5 - L'astronomie existentielle
L'alliance
de l'infini avec le vide et de l'espace avec durée se révèle le moteur de
notre verbe être. Le
naufrage de ce pacte faussement calculable nous introduit dans une
dimension nouvelle et illusoirement réconfortante de la recherche de la
pierre philosophale que nous appelons la vérité. Certes, nous savions, comme disait Martin
Heidegger, que la science ne pense
pas, puisqu'elle se contente de mesurer, de calculer et de prévoir,
puis d'appeler penser la
connaissance muette de ce qui se passe et se répète sans relâche sous les
verres grossissants que nous nous vissons à l'œil. Mais si nous devons
avouer que la pensée proprement dite ne commence qu'avec notre désir et
notre espoir de comprendre
les évènements qui nous apostrophent sous nos lentilles et si le verbe réfléchir sur les planches du
monde nous renvoie nécessairement à des réflecteurs que nous appelons des signifiants, que faire, dès lors
que tout sens se démasque comme un simple reflet de nous-mêmes dans les
réflecteurs déments de nos effigies qu'illustrent nos cosmologies magiques?
Nous ne
faisons rien de plus, hélas, que de projeter notre spectre agrandi dans un
univers livré au silence de l'insaisissable, de sorte que nous ne
commencerons de penser - au
sens métazoologique du terme - que le jour où nous nous observerons en
anthropologues de notre anthropomorphisme viscéral. Comment la bête
braillante et gesticulante dans l'inconnaissable ne se forgerait-elle pas
des signifiants construits à son image et à son échelle, mais sans
seulement songer à la stérilité de ses gesticulations dans le néant peuplé de
fantômes?
On comprend
que le courage cérébral subitement demandé à un animal privé à l'improviste
de protecteur et de toiture ait excédé ses capacités mentales originelles -
celles d'il y a deux millions d'années - et qu'il ait comblé le silence et
le vide de l'immensité à l'aide de bâtisses hâtives et de fortune. Ces
échafaudages branlants se sont écroulés, les uns après les autres - et
maintenant notre rendez-vous manqué avec la pensée véritable se rappelle à
l'attention des orphelins tardifs de leurs dieux de fer, de bois ou de
pierre.
Du coup
notre recherche de la "vérité" demeurera une quête de type
zoologique - celle d'un Graal de l'imaginaire dont cet animal tentera en
vain de s'approprier le trésor - puisqu'il s'agira toujours, pour l'évadé
aveugle et vacillant des forêts, de se forger un regard de l'extérieur et à
son avantage sur la précarité de sa propre démence cérébrale. Comment se
rendre intelligible? Le spectacle d'un microbe acharné à plier l'infini, le
silence et le vide du cosmos aux désirs et aux besoins de son enclume
charnelle demeurera incompréhensible aussi longtemps qu'un nouvel humanisme
n'aura pas enfanté un tragique et une noblesse intemporelles de la lucidité
des grands visionnaires.
C'est dans
cet esprit que l'astronomie de l'infini est devenue la pierre d'angle de
l'univers de la science et le point de rencontre des dernières phalanges de
la civilisation du "connais-toi". Car seule cette discipline de
guerriers du désert cessera de s'agiter dans une enceinte astrale minusculisée
pour se colleter avec le double mystère de l'espace et de la durée.

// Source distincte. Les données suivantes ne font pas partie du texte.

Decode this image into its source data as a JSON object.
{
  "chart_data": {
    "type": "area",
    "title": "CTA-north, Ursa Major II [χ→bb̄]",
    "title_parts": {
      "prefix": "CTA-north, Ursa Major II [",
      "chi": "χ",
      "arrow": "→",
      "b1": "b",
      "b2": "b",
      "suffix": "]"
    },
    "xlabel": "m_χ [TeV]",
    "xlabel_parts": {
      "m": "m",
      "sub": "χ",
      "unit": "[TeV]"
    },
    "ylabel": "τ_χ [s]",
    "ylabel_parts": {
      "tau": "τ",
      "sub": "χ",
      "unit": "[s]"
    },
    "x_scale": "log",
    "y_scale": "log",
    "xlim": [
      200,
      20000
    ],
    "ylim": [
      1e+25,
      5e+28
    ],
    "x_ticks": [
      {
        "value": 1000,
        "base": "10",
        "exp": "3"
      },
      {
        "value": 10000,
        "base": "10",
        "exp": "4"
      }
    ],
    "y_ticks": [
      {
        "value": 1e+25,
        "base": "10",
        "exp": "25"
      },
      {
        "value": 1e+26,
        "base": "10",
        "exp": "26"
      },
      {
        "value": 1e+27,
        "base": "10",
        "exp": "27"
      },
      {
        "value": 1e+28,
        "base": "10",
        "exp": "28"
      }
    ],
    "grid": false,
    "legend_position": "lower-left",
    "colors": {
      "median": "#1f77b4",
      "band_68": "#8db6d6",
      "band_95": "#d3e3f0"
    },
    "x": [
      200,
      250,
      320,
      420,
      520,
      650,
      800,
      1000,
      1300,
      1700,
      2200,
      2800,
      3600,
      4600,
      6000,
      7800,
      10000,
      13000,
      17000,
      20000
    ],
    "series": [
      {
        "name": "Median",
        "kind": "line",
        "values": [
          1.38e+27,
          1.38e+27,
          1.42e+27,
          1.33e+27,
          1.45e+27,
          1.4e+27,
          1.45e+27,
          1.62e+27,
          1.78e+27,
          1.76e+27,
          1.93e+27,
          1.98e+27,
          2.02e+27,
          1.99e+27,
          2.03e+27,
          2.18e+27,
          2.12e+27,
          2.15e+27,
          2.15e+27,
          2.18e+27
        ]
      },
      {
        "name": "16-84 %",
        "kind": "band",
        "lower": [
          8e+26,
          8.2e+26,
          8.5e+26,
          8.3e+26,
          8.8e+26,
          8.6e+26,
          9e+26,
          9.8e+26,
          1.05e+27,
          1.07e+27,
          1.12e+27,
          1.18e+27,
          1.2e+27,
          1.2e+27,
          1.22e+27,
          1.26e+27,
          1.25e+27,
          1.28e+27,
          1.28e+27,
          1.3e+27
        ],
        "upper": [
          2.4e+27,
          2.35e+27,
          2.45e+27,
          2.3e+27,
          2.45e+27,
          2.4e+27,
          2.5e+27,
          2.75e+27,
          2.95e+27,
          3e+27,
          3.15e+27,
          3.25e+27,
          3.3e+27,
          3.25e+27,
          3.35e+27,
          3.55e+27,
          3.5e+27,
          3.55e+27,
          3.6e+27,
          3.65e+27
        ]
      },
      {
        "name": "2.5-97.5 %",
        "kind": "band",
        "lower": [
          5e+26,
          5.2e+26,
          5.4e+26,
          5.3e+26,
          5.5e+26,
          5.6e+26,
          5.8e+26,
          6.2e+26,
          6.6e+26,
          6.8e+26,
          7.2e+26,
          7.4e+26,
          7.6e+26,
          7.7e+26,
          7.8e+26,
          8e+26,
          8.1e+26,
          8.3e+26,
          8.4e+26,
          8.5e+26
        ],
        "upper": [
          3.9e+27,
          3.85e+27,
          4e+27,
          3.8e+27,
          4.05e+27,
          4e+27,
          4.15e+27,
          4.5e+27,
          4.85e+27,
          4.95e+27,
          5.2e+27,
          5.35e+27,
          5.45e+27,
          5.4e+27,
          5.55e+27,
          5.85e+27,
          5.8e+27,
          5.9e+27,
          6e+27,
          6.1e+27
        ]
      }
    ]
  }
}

6 - Les premiers pas de l'astronomie
existentielle
Qu'enseigne
l'astronomie existentielle à la bête évolutive? De même que saint Augustin
a intériorisé le christianisme et l'a conduit au romantisme de la foi, les
Argonautes de demain diront que le silence de l'éternité ne servira pas
seulement de flambeau à une conscience nouvelle et révolutionnaire de
l'espèce parlante, elle fait de l'immensité le déclencheur d'une physique
mathématique du vertige. L'astronomie moderne a détruit les fondements
anthropologiques de la raison multimillénaire qui avaient permis de bâtir
le savoir exact sur la logique d'Euclide. Cet évènement a mis près d'un
siècle à s'imposer à la philosophie d'école, et elle n'a pas encore
débarqué dans l'enseignement public. Bergson voyait encore l'espace comme
un volume uniforme et autonome dans lequel le temps tombait goutte à goutte
à la manière du tic tac des horloges.
A
l'occasion d'un dialogue retentissant sur la nature partagée de
l'espace-temps avec le découvreur de la relativité générale, il fallut
expliquer à Bergson que le temps est une matière insaisissable dont la
coulée invisible dépend de la rapidité de l'objet qui en assure le transport
dans l'étendue et cela au gré de la célérité du projectile qui lui sert de
véhicule. La découverte des relations que les heures entretiennent avec
l'étendue se trouve conditionnée par la mutation des racines de toute la
logique simiohumaine, et cette mutation se trouve soudainement imposée à la
physique astronomique inconsciemment anthropomorphique des ancêtres depuis
notre demi évasion du paléolithique - mutation dont l'astronomie moderne
est devenue tributaire.
Je rappelle
seulement que la théologie chrétienne était parvenue à cautionner après
coup la logique et les démonstrations syllogistiques de la physique
d'Euclide et cela par le recours au mythe des "lumières
naturelles" dont Dieu aurait fait bénéficier sa créature: la raison
devenue providentiellement évidentielle et calquée par la grâce du ciel,
sur le théorème de Pythagore et sur les conséquences de sa logique interne.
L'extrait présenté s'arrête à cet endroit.